2 thoughts on “This Is Not A Post About Gun Control.”

  1. You are not the only one. I am one of 3 daughters and the guns my folks owned (for hunting) were kept locked up (separate from ammunition) and inaccessible to us kids. My parent firmly believed that minors had no business touching guns without an adult present. I want responsible gun owners to go one further, start calling out the shooters families who allowed them easy access before their brains are fully formed!! I am 100% with you about the photos and treated them as props or toys but I also think if parents started facing serious charges for leaving weapons unsecured we could save some lives.

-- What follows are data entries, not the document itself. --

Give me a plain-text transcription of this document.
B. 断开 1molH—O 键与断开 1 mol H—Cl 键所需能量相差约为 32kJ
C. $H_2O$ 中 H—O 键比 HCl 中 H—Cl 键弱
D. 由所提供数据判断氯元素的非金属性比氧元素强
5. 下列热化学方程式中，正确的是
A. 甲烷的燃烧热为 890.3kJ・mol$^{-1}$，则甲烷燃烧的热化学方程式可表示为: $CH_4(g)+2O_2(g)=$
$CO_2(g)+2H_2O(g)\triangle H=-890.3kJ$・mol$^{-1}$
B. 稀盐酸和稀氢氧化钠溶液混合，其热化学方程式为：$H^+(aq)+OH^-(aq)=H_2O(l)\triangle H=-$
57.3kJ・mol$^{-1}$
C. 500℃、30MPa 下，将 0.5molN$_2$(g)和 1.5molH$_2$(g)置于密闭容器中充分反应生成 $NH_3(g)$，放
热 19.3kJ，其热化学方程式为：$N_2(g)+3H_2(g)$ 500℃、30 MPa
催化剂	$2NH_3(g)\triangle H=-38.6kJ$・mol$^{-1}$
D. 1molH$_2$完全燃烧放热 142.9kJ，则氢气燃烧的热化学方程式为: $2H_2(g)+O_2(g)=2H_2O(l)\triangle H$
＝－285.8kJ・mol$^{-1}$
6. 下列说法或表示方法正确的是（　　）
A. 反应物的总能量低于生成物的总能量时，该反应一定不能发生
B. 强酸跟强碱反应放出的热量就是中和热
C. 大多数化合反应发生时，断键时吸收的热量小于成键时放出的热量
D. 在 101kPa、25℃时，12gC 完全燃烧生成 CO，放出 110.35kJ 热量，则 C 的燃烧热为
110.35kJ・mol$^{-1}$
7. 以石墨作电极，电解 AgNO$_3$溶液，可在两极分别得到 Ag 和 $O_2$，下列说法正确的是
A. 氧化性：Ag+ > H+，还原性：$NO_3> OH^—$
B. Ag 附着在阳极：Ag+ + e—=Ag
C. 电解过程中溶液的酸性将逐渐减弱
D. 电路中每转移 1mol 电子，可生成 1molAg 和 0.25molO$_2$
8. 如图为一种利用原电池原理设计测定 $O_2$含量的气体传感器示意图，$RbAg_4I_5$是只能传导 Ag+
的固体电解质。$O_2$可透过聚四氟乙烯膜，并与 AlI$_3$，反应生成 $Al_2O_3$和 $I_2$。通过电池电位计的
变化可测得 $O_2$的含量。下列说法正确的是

  2. Great ideas! We had a gun in the house when I was growing up too. I remember being told about how it wasn’t a toy. My Dad took us somewhere to shoot it (a pistol). I remember being shocked by the kickback even though Dad was holding on too. After that day I wanted nothing to do with it. Later at school camp, we learned to shoot rifles at targets. That was more fun. We were lectured thoroughly about how to handle the rifles even though they were shooting something more like bbs instead of bullets. I agree too with the idea of a gun not being the first thing you reach for when there is a noise in the night. My kids have startled me many times in the night, especially Sydney who would stand by my bed and breathe loudly when she was little and had had a bad dream. Nowadays my cat is usually the one who startles me. Either way I would not like to get my hands on a gun before I was fully awake.